In the exam cubicle Astrid and I stood there uneasily. I could see why the idea of coming here had made her uneasy. It was all very organized and efficient—but it was also very military. I felt strange, standing there in my dirty sweatshirt and jeans. Like I was messing the place up.

The curtain whisked open and we both jumped.

“Hello, Carrie?” a Japanese woman in scrubs asked Astrid in a thick accent. She was tall, with wire-rimmed glasses and a ponytail.

“What seems to be the problem?”

Astrid explained about the cramps.

Kiyoko read her intake form.

“Only twenty-eight weeks?” she asked.

“I think so,” Astrid said.

“Let’s have a look.” She helped Astrid lie back onto the examining table. Astrid lifted up her shirt.

Her belly was taut and improbably round, like a dwarf watermelon. Pink stretch marks lined the area under the belly near her hips. I hadn’t noticed them before. They ran in messy parallel lines, like indistinct claw marks.

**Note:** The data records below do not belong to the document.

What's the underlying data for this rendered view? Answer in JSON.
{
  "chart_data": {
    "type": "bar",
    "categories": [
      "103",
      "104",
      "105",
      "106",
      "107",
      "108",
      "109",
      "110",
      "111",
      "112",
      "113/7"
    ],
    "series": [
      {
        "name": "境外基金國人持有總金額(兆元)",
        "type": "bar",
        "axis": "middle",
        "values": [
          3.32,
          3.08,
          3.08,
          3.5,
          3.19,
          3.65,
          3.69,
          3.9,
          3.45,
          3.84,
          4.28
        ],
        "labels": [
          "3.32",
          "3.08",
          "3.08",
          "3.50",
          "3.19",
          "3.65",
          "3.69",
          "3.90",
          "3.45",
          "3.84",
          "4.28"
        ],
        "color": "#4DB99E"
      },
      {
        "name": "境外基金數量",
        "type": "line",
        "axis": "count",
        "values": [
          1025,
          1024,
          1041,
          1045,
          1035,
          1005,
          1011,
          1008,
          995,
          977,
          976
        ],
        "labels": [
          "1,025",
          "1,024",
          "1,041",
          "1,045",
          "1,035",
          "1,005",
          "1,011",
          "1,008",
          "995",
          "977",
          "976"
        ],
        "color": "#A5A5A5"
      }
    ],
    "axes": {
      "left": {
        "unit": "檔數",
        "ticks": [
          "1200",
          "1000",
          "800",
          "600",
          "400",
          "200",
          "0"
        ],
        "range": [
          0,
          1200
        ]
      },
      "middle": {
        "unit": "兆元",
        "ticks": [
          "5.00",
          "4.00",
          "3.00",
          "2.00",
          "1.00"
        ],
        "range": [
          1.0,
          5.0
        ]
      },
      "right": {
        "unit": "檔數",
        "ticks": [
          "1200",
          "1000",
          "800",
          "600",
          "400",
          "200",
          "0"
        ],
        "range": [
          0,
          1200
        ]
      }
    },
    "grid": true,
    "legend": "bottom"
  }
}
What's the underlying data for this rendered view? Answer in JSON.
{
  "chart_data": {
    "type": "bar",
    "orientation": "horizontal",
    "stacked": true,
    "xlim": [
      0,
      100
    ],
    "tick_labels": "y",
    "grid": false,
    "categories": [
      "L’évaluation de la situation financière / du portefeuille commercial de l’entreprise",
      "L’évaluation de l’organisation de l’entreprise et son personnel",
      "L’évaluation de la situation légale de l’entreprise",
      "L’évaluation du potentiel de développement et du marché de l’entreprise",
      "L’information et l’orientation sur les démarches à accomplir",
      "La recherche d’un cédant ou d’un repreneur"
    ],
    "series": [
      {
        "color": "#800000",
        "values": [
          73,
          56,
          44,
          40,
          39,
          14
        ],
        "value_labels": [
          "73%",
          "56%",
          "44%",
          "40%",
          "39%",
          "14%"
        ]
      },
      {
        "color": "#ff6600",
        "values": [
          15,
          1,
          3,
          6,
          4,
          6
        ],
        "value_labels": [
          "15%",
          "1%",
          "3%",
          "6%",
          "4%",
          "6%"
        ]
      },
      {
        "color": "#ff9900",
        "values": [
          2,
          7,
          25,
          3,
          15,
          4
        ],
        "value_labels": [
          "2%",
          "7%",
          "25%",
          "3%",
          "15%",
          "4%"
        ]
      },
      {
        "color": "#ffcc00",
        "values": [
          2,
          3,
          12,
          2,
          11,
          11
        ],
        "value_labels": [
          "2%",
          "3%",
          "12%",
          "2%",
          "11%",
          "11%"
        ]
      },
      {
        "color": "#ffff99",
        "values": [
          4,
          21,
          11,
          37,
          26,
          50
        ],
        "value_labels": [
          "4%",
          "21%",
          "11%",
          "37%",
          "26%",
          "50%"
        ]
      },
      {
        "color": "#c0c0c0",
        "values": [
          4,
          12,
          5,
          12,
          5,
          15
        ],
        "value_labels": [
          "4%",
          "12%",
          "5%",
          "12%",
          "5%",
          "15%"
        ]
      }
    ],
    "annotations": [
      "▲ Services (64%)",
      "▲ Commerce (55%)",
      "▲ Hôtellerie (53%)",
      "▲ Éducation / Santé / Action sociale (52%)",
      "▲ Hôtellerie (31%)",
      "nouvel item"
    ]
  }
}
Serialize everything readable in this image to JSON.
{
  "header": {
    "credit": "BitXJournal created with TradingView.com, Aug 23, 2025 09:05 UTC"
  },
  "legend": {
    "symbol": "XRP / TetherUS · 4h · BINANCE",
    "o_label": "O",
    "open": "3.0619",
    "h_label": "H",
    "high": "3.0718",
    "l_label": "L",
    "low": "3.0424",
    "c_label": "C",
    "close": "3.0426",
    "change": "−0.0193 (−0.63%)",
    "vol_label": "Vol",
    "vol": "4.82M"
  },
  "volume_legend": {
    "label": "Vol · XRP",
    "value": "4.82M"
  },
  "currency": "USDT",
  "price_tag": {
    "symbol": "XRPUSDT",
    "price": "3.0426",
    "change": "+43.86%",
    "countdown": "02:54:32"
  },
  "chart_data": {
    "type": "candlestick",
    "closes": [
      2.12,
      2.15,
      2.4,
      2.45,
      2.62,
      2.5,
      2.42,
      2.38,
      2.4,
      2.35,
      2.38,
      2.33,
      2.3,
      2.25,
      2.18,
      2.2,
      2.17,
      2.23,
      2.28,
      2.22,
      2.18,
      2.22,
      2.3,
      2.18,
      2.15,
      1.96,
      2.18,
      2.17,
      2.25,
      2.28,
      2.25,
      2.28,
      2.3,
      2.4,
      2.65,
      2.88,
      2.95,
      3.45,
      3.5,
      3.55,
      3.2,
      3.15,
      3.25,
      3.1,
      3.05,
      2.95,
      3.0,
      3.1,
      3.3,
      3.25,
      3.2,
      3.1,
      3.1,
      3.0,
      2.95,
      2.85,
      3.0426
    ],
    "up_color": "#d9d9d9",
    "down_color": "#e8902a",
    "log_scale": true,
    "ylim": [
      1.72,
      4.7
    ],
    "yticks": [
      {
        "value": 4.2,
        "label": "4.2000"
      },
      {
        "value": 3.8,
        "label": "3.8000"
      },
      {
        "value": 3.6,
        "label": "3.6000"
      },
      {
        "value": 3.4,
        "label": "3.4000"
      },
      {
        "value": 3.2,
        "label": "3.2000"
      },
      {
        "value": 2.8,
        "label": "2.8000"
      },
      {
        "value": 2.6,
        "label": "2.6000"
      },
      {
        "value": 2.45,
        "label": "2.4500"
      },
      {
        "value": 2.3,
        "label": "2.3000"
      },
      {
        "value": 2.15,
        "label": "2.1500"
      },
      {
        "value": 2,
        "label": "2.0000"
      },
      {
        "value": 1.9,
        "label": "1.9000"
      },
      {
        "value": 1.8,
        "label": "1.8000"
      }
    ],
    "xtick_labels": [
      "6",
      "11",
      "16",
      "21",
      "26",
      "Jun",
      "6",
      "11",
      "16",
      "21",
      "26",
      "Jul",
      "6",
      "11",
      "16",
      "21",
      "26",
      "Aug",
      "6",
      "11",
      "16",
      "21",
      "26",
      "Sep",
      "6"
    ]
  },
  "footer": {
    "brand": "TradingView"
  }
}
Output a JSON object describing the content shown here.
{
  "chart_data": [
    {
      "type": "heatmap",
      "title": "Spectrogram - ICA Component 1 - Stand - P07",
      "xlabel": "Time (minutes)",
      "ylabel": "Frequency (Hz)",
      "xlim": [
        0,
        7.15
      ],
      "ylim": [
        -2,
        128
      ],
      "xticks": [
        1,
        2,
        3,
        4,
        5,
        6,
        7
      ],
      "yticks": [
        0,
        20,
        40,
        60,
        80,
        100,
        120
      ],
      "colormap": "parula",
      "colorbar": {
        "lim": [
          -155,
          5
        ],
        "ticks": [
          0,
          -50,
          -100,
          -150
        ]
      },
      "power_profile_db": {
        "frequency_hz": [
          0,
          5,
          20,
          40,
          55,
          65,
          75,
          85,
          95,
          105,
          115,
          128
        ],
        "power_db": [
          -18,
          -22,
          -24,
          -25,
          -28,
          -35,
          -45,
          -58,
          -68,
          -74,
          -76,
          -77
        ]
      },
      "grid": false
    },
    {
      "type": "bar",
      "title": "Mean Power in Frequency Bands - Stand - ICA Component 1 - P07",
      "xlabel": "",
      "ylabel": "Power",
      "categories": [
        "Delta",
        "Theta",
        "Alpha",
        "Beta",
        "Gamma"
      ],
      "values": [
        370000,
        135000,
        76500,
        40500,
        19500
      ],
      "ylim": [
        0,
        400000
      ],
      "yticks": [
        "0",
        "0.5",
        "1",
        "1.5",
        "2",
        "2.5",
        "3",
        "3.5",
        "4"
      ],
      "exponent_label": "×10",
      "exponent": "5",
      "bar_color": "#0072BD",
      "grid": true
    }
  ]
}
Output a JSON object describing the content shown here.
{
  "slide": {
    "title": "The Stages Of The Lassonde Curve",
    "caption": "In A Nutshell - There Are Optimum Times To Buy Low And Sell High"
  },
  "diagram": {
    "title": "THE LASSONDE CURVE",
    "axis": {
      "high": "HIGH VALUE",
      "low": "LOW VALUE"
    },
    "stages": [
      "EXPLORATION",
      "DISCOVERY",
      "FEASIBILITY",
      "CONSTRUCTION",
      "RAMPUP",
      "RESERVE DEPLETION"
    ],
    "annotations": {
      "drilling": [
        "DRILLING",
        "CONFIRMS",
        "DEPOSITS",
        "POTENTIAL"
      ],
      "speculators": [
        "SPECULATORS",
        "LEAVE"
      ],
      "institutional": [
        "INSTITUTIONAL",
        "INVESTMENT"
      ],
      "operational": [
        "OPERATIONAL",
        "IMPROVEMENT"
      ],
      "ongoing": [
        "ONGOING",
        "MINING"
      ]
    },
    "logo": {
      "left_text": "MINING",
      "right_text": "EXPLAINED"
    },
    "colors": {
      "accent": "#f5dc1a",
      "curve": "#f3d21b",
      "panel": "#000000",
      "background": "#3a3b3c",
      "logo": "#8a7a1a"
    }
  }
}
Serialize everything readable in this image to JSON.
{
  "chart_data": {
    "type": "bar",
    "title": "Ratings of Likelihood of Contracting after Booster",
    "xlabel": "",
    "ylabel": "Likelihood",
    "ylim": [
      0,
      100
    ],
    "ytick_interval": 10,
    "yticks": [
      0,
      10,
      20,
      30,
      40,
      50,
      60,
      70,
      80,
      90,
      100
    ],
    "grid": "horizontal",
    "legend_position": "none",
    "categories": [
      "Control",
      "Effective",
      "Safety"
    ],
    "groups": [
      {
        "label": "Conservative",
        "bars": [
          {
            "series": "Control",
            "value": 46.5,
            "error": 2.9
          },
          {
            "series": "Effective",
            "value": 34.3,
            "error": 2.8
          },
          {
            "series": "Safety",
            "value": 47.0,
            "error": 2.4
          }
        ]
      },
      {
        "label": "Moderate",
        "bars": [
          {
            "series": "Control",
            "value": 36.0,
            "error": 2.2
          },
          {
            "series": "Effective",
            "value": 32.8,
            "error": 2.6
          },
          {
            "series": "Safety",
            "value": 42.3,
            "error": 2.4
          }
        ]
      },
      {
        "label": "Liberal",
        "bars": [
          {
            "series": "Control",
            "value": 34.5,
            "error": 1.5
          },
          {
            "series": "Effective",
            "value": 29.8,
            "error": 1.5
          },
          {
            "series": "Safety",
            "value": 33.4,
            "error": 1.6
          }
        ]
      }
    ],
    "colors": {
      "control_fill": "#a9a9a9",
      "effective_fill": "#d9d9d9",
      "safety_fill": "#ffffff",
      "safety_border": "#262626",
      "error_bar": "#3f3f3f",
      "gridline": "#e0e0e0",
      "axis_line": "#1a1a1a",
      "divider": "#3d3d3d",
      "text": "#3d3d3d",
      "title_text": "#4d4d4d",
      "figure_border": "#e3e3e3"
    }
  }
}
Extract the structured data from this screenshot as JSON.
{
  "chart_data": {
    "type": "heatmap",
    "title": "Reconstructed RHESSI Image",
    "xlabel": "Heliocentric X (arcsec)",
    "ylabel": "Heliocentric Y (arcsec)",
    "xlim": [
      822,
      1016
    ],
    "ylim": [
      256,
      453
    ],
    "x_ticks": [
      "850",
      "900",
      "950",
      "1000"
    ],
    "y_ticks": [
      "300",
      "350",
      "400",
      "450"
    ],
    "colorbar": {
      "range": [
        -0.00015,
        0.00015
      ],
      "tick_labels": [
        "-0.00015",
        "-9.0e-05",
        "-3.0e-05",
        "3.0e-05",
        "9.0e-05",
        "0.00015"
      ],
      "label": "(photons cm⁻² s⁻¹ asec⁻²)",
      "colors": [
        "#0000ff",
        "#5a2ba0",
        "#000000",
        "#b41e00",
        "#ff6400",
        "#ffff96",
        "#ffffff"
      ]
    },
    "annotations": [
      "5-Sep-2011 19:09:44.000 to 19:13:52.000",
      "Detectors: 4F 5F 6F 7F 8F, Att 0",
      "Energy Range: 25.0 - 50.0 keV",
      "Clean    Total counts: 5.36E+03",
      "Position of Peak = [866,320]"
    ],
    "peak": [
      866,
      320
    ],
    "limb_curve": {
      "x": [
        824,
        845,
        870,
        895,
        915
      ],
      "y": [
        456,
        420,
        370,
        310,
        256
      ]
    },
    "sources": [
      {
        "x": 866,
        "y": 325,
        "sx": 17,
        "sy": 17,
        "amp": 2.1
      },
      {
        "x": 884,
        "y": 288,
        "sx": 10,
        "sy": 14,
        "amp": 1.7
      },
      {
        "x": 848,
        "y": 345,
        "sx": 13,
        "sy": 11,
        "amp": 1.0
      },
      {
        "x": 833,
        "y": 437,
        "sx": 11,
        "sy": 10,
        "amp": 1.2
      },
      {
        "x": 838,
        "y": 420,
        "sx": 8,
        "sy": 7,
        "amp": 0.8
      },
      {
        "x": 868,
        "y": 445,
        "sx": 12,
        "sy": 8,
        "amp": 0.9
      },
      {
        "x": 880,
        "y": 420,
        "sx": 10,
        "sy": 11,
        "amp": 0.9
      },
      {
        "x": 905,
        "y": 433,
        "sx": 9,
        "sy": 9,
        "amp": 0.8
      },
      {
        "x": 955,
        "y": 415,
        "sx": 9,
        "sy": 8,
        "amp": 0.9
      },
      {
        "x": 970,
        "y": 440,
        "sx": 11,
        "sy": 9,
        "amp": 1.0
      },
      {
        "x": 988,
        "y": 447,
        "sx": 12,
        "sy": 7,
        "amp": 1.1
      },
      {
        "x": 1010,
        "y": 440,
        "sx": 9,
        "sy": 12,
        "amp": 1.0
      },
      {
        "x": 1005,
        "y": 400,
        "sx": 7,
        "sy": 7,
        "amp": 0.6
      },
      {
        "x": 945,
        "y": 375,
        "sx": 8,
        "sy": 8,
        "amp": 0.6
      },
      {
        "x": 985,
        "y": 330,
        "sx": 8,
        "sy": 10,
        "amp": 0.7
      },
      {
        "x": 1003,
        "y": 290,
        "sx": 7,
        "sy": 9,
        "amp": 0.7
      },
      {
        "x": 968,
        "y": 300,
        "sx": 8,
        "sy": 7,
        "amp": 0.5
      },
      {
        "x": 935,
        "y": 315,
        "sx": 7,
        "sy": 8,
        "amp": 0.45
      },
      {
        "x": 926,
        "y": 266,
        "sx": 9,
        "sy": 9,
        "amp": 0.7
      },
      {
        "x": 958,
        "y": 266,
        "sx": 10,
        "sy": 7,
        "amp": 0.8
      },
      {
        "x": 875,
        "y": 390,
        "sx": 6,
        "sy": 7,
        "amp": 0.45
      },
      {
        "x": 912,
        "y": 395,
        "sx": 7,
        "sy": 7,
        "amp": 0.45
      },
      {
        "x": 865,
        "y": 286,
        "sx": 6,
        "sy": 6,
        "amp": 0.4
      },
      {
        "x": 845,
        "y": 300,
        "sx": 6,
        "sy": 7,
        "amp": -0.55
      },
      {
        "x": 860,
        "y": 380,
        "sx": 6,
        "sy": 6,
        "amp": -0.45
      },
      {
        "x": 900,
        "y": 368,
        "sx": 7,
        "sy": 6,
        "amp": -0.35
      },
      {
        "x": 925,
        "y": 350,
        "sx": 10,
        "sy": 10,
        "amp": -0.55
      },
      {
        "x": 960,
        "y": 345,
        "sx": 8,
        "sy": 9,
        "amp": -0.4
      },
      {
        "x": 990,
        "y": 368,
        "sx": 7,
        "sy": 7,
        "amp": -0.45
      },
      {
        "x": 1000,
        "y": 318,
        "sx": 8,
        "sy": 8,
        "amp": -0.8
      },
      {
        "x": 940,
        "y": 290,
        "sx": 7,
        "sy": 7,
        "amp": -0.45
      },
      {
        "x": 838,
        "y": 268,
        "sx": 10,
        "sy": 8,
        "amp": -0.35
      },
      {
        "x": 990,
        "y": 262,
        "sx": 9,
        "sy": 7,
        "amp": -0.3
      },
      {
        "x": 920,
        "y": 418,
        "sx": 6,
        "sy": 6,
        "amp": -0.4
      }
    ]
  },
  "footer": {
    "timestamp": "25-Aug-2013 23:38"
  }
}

“Mmph, baby’s growing fast,” the nurse noted, pointing to the stretch marks. “Skin can’t stretch fast enough.”

She took out a tube and squeezed a clear gel onto Astrid’s belly.

“Are you the daddy?” she asked me.

I didn’t know what to say.

I decided on yes.

Astrid reached out her hand to me. That was nice.

The nurse put a handheld wand on Astrid’s skin and the screen of the ultrasound machine came to life.

In shades of green, shapes moved around the screen and I had no idea what we were seeing. Blobs moving and then Kiyoko pointed to the screen.

“Here’s baby’s heart,” she said. She clicked a mouse on the computer attached to the screen and took a measurement of the beating shape.

We could hear it, too.

“This is the coolest thing I’ve ever seen,” I blurted out.

Astrid squeezed my hand. She looked so proud and relieved.

“Baby’s fine,” Kiyoko said. “Do you want to know the sex? Boy or girl?”

“No,” Astrid and I said at the same time.

“Mmph,” she grunted. This seemed to be a part of her vocabulary, this strange little mmph. It conveyed “Yes, I see,” and also, “Maybe.”

The screen moved with the wand. As she traced it over Astrid’s belly, the image changed. I thought I was seeing things I could recognize, arms, legs, but who knows.

“Here’s the face,” the nurse said. “Look, Mama. The face of your baby.”

There it was, in silhouette.

“It’s a real baby. It’s a real baby in there,” I said like an idiot.

“I know. It’s beautiful, isn’t it?” Astrid asked me.

I nodded, awed by the glowing swimmer on the screen.

“This baby is big,” Kiyoko said. “You were exposed to compounds?”

“No,” Astrid choked out. “Never.”

“Mmph,” she said. “I think maybe so. Your uterus is small, but the baby is big. Growing too fast.”

“No,” Astrid said.

“These cramps. The body is surprised by the baby. Growing so fast.”

“We’re from Telluride,” I lied. “The compounds never reached us. But we had to evacuate anyway. We had to leave everything behind.” That was the story of a teenage boy I’d met in our tent.

“My mom said I was a really big baby,” Astrid protested.

It struck me that she was afraid of the baby being too big.

“Mmph,” Kiyoko said. She wasn’t making eye contact with us now. She was making notes on “Carrie’s” file. “US government’s doing study on pregnant women. They pay well.”